The booklet is filled with lyrics and wonderful observations and thoughts about the songs like this, including an anecdote about Parker remembering watching people playing tennis in the rain in Paris, France. The catch is that he did not do it alone, Andrew Hill
, Sam Rivers
and Matthew Shipp
were also watching with him.
The other composition linked to Stan's Hat Flapping In The Wind
is "Poem for June Jordan." Here it is sung by Leena Conquest
instead of Sokolov and she does an excellent job as well. In fact, among the many voices on the box set, Conquest and Sokolov stand out as the most moving interpreters of Parker's songs.
The 3CD box set is overwhelming, divided into three sections "Voices Fall From The Sky," "Songs" and "Essence," it contains a sprawling portrait of Parker the song poet, covering everything from elaborate orchestral settings to intimate chamber music.
On "Band in the Sky," Parker references the great tradition of musicians, including Albert Ayler
, John Coltrane
, Duke Ellington
, Wilbur Ware
and many more. These are all musicians that play in the great band in heaven. Thankfully, Parker is not ready to leave yet for the band in the sky. He still has the gift of new music and songs to give. It is a blessing, and it is a privilege to receive these musical gifts.
Tracks and Personnel Stan's Hat Flapping In The Wind
Tracks: Footnote to a Dream (for Miguel Piñero); The End of the World; Hero's Song; Beloved Soul; The Death of Death; Eternal (for Ornette Coleman); Norway; Soul in Heaven (for Butch Morris); When a Sound Dances; Mahalia; Autumn Song; All Love; The Greatest Revolutionary; For Jeanne Lee; Poem for June Jordan; Prayer; Invocation (for David S. Ware); Angel's Tear; Light.

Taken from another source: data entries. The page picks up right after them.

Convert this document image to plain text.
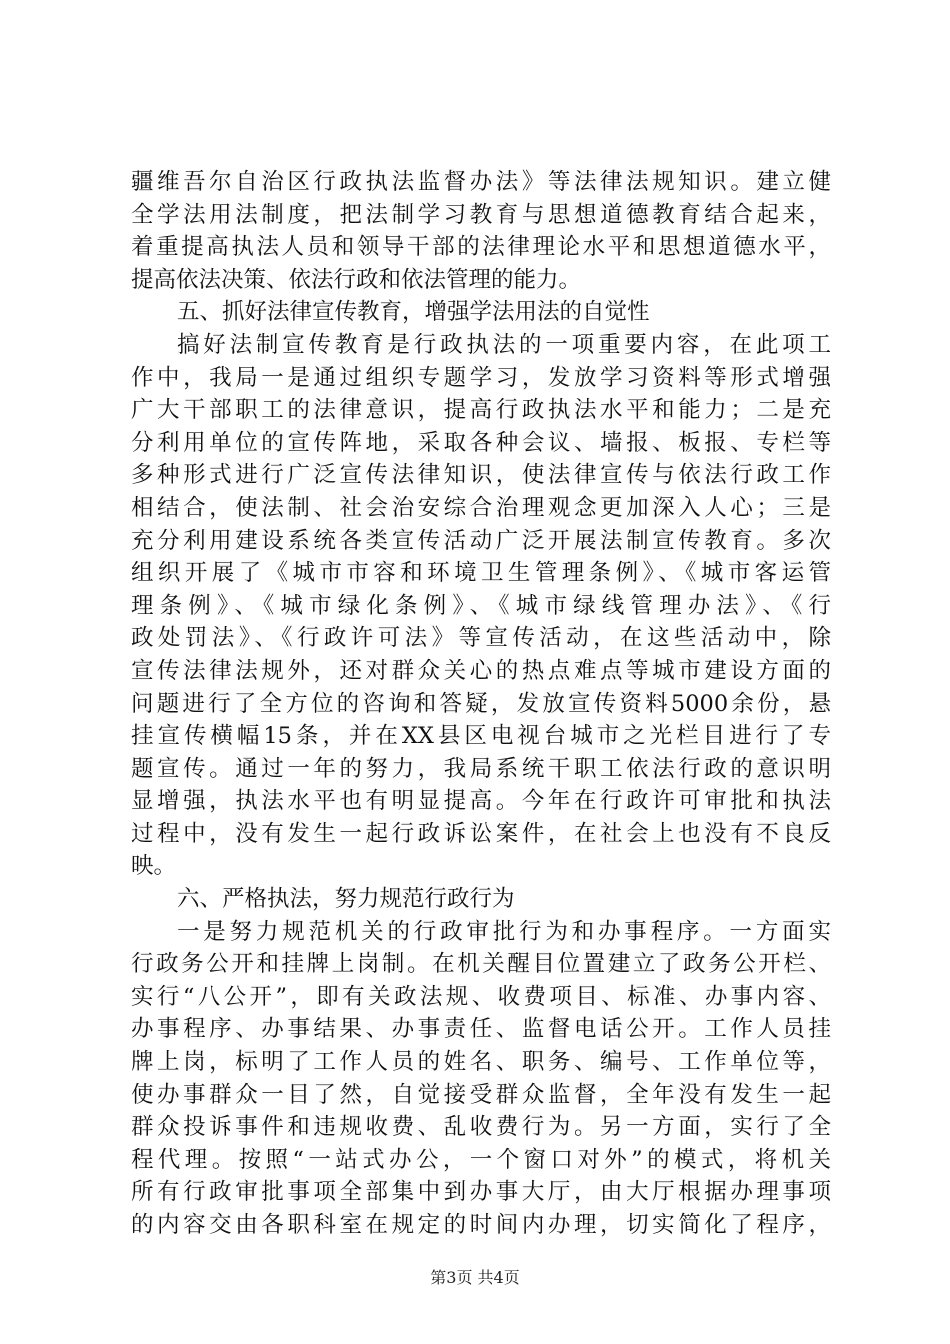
疆维吾尔自治区行政执法监督办法》等法律法规知识。建立健
全学法用法制度，把法制学习教育与思想道德教育结合起来，
着重提高执法人员和领导干部的法律理论水平和思想道德水平，
提高依法决策、依法行政和依法管理的能力。
五、抓好法律宣传教育，增强学法用法的自觉性
搞好法制宣传教育是行政执法的一项重要内容，在此项工
作中，我局一是通过组织专题学习，发放学习资料等形式增强
广大干部职工的法律意识，提高行政执法水平和能力；二是充
分利用单位的宣传阵地，采取各种会议、墙报、板报、专栏等
多种形式进行广泛宣传法律知识，使法律宣传与依法行政工作
相结合，使法制、社会治安综合治理观念更加深入人心；三是
充分利用建设系统各类宣传活动广泛开展法制宣传教育。多次
组织开展了《城市市容和环境卫生管理条例》、《城市客运管
理条例》、《城市绿化条例》、《城市绿线管理办法》、《行
政处罚法》、《行政许可法》等宣传活动，在这些活动中，除
宣传法律法规外，还对群众关心的热点难点等城市建设方面的
问题进行了全方位的咨询和答疑，发放宣传资料5000余份，悬
挂宣传横幅15条，并在XX县区电视台城市之光栏目进行了专
题宣传。通过一年的努力，我局系统干职工依法行政的意识明
显增强，执法水平也有明显提高。今年在行政许可审批和执法
过程中，没有发生一起行政诉讼案件，在社会上也没有不良反
映。
六、严格执法，努力规范行政行为
一是努力规范机关的行政审批行为和办事程序。一方面实
行政务公开和挂牌上岗制。在机关醒目位置建立了政务公开栏、
实行“八公开”，即有关政法规、收费项目、标准、办事内容、
办事程序、办事结果、办事责任、监督电话公开。工作人员挂
牌上岗，标明了工作人员的姓名、职务、编号、工作单位等，
使办事群众一目了然，自觉接受群众监督，全年没有发生一起
群众投诉事件和违规收费、乱收费行为。另一方面，实行了全
程代理。按照“一站式办公，一个窗口对外”的模式，将机关
所有行政审批事项全部集中到办事大厅，由大厅根据办理事项
的内容交由各职科室在规定的时间内办理，切实简化了程序，
第3页 共4页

Personnel: William Parker: compositions; Lisa Sokolov: voice; Cooper-Moore: piano; Jake Sololov-Gonzalez: cello (#17). Voices Fall From The Sky
Tracks: Espirito (feat. Omar Payano); Airlift (feat. Raina Sokolov-Gonzalez); Bouquet for Borah (feat. Andrea Wolper); City of Flowers (feat. Andrea Wolper); Despues de la Guerra (feat. Bernardo Palombo & Jean Carla Rodea); Small Lobby (feat. Raina Sokolov-Gonzalez); So, Important (feat. Kyoko Kitamura); We Often Danced (feat. Fay Victor); Voices Fall from the Sky (feat. Amirtha Kidambi); Revolution (feat. Timna Comedi); A Tree Called Poem (feat. Morley Shanti Kamen); All I Want (feat. Ernie Odoom); Baldwin's Interlude (feat. Ellen Christi); For Julius Eastman (feat. Lisa Sokolov); Aborigine Song (feat. Lisa Sokolov); Life Song (feat. Ellen Christi); Band in the Sky (feat. Lisa Sokolov); Sweet Breeze (feat. Leena Conquest); Morning Moon (feat. Lisa Sokolov); A Thought for Silence (feat. Ellen Christi); Poem for June Jordan (feat. Leena Conquest); Autumn Song (feat. Lisa Sokolov); Falling Shadows (feat. Ellen Christi); Tour of the Flying Poem (feat. Mola Sylla); Prayer (feat. Leena Conquest); The Essence of Ellington (feat. Ernie Odoom); Lights of Lake George (feat. Sangeeta Bandyopadhyay); For Fannie Lou Hamer (feat. Leena Conquest); Deep Flower (feat. Ernie Odoom); The Blinking of the Ear part 1: Meditation on Freedom (feat. AnnMarie Sandy); The Blinking of the Ear part 2: Without Love Everything Will Fail (feat. AnnMarie Sandy); The Blinking of the Ear part 3: Dark Remembrance (feat. AnnMarie Sandy); The Blinking of the Ear part 4: Heavenly Home Meditation on Peace (feat. AnnMarie Sandy); Natasha's Theme (feat. Leena Conquest).
Personnel: William Parker and various artists.